Xavier Aragay y Lluis Tarín

En un día cualquiera, después de la escuela, Julia, de 12 años, se dirige directamente a su habitación. Como muchas niñas y niños de su edad, su primer instinto es encender su ordenador. Mientras sus dedos se desplazan rápidamente por el teclado, sus ojos están fijados en el último juego de moda.

Pero, ¿qué pasa realmente en su cerebro en estos momentos de brillante interacción digital?

Esta escena, tan familiar en hogares en todo el mundo, nos plantea una cuestión fundamental: ¿cómo están afectando las pantallas la salud mental, el aprendizaje y el desarrollo social de nuestros hijos?

La tecnología y el uso de pantallas se ha convertido en parte inherente de la vida de nuestros escolares y jóvenes. Tabletas, móviles, ordenadores, televisión, videojuegos… las pantallas forman parte de su día a día, tanto para el aprendizaje como para el entretenimiento.

De hecho, muy a menudo nuestros hijos están más conectados con una pantalla que con el entorno que los rodea.

Éste es el panorama actual en muchas casas, donde las pantallas han acontecido una extensión de nuestros chicos y chicas, pero a qué precio.

Es importante que familias y docentes acompañemos a nuestros niños y jóvenes para que hagan un uso responsable de estas potentes herramientas. Tenemos que aprovechar las ventajas que aportan, pero también gestionar los riesgos potenciales para su salud física y emocional.

Del mismo modo que una dieta alimentaria tiene que ser variada y equilibrada para mantener la salud física, los escolares necesitan aprender a equilibrar su “dieta digital” para preservar el bienestar.

Con acompañamiento, y ciertos referentes positivos, podemos orientarlos para que integren un uso responsable de la tecnología que enriquezca sus vidas. Esto implica moderar el tiempo ante las pantallas y alternarlo con otras actividades, para evitar caer en un uso compulsivo o adictivo.

Es importante que aprendan a reconocer cuando ya han pasado demasiado rato enganchados a la pantalla y empiecen a experimentar efectos negativos, como insomnio, ansiedad, dolor muscular, aislamiento social, etc. Hace falta que tomen conciencia de estas señales de alerta.

También se tiene que conseguir que integren tiempo de desconexión digital en su rutina diaria, por ejemplo, durante las comidas, antes de ir a la cama, mientras hacen los deberes o cuando quedan con amigos. Priorizar las interacciones sociales reales.

Los chicos y chicas pueden beneficiarse mucho al establecer objetivos semanales de tiempos de uso de pantallas, e ir registrando y monitorizando sus pautas. Esto los permitirá autogestionarse y autocorregirse.

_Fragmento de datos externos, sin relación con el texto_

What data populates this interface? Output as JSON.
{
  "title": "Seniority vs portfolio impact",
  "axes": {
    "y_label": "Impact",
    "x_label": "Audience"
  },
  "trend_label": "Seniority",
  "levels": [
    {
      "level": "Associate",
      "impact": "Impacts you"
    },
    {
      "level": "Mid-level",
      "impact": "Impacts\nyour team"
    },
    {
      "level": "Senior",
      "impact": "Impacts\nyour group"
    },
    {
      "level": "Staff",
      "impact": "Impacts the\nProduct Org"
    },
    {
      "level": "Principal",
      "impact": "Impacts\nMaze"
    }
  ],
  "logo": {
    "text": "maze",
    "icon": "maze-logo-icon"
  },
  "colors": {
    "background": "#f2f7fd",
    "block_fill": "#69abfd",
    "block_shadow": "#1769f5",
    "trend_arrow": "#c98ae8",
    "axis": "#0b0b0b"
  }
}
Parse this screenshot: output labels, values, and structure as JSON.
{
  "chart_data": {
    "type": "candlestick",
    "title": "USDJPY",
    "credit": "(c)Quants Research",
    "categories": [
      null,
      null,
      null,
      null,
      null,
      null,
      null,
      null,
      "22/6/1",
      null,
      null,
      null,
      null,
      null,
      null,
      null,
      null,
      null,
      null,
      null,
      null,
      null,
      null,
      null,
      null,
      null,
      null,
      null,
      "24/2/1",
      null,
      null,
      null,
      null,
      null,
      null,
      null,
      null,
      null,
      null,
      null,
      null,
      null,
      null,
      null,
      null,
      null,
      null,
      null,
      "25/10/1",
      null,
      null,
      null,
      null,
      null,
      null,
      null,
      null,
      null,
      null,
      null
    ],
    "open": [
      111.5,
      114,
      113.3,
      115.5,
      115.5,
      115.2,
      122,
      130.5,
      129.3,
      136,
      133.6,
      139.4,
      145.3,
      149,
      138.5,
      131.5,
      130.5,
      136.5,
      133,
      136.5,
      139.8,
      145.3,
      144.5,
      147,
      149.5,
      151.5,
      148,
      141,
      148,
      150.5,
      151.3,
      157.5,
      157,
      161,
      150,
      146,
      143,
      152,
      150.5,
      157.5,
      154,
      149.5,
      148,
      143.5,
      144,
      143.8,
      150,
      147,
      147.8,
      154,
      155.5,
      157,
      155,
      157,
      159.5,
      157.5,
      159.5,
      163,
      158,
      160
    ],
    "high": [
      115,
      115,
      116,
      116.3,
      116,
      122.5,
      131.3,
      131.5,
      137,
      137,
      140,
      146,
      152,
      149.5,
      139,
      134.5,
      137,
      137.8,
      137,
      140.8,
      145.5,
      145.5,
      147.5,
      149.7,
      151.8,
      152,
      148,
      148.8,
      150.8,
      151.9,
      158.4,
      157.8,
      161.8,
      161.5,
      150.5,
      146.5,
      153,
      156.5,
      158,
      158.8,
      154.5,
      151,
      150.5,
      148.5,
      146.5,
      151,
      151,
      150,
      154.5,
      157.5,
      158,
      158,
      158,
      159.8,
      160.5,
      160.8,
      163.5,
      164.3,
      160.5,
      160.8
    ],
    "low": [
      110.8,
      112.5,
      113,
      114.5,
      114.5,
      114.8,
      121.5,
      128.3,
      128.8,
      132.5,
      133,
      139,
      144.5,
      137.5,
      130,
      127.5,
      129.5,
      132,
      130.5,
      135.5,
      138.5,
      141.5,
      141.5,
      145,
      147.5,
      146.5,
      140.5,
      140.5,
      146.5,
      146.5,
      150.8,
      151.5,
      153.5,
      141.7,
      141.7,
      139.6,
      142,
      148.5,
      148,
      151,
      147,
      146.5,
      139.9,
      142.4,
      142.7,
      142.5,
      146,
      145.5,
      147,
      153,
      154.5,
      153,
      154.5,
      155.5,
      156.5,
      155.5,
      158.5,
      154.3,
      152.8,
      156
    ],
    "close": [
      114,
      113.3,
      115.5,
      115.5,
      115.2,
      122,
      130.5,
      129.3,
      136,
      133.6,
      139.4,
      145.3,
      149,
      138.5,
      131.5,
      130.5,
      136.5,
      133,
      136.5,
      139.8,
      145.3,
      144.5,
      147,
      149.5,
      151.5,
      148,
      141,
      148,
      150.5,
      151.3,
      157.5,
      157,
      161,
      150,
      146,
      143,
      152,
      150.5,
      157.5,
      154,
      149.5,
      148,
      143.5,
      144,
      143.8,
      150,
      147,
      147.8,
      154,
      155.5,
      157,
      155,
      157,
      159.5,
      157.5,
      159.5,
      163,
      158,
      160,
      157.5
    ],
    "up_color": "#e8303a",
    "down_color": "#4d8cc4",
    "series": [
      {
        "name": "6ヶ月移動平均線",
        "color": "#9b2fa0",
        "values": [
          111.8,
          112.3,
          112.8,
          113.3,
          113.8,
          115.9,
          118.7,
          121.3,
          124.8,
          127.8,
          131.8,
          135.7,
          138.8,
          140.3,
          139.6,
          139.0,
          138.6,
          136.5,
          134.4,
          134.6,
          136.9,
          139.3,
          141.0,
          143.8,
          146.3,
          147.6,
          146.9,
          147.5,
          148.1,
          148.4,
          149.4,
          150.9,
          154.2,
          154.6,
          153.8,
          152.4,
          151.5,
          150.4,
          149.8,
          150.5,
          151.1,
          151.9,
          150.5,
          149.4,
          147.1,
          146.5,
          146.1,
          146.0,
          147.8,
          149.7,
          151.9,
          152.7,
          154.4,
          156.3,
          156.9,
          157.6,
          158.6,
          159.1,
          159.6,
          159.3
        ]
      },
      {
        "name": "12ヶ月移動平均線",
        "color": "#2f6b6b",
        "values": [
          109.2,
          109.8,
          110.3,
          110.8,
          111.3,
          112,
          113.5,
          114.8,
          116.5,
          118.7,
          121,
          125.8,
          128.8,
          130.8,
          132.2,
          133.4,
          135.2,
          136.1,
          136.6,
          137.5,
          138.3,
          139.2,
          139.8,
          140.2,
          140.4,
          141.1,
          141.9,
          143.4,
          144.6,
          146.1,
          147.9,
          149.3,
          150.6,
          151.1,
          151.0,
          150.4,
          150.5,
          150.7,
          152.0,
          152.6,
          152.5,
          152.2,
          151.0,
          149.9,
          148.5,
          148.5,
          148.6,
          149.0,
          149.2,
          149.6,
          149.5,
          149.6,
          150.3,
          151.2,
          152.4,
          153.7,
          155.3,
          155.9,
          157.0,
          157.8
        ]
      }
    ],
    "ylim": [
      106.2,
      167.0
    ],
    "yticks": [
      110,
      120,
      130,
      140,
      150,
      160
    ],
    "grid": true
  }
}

Finalmente, habrá que fomentar que desarrollen otras aficiones e intereses más allá de las pantallas, encontrar actividades alternativas alentadoras de ocio saludable. Que mantengan su “dieta digital” sana y equilibrada.

Con intervención y coordinación de toda la comunidad educativa, la escuela puede enseñar pautas digitales saludables.

Es evidente que las pantallas son mucho más que meras ventanas hacia mundos virtuales; son portales que reflejan y modelan las realidades de nuestros niños y adolescentes.

Hemos navegado por las aguas turbulentas de los efectos negativos, pero también hemos descubierto islas de oportunidades donde la tecnología puede enriquecer el aprendizaje y el crecimiento personal.

El verdadero reto, por lo tanto, no es rechazar la tecnología, sino aprender a integrarla con sabiduría y equilibrio en las vidas de nuestros chicos y chicas.

En definitiva, las pantallas pueden ser tanto un perjuicio como un beneficio en la historia del desarrollo de nuestros hijos. Depende de nosotros, los adultos en sus vidas, escribir los próximos capítulos de este relato. Porque al final, no son las pantallas las que forman el futuro de nuestros hijos, sino la manera en que los enseñamos a utilizarlas.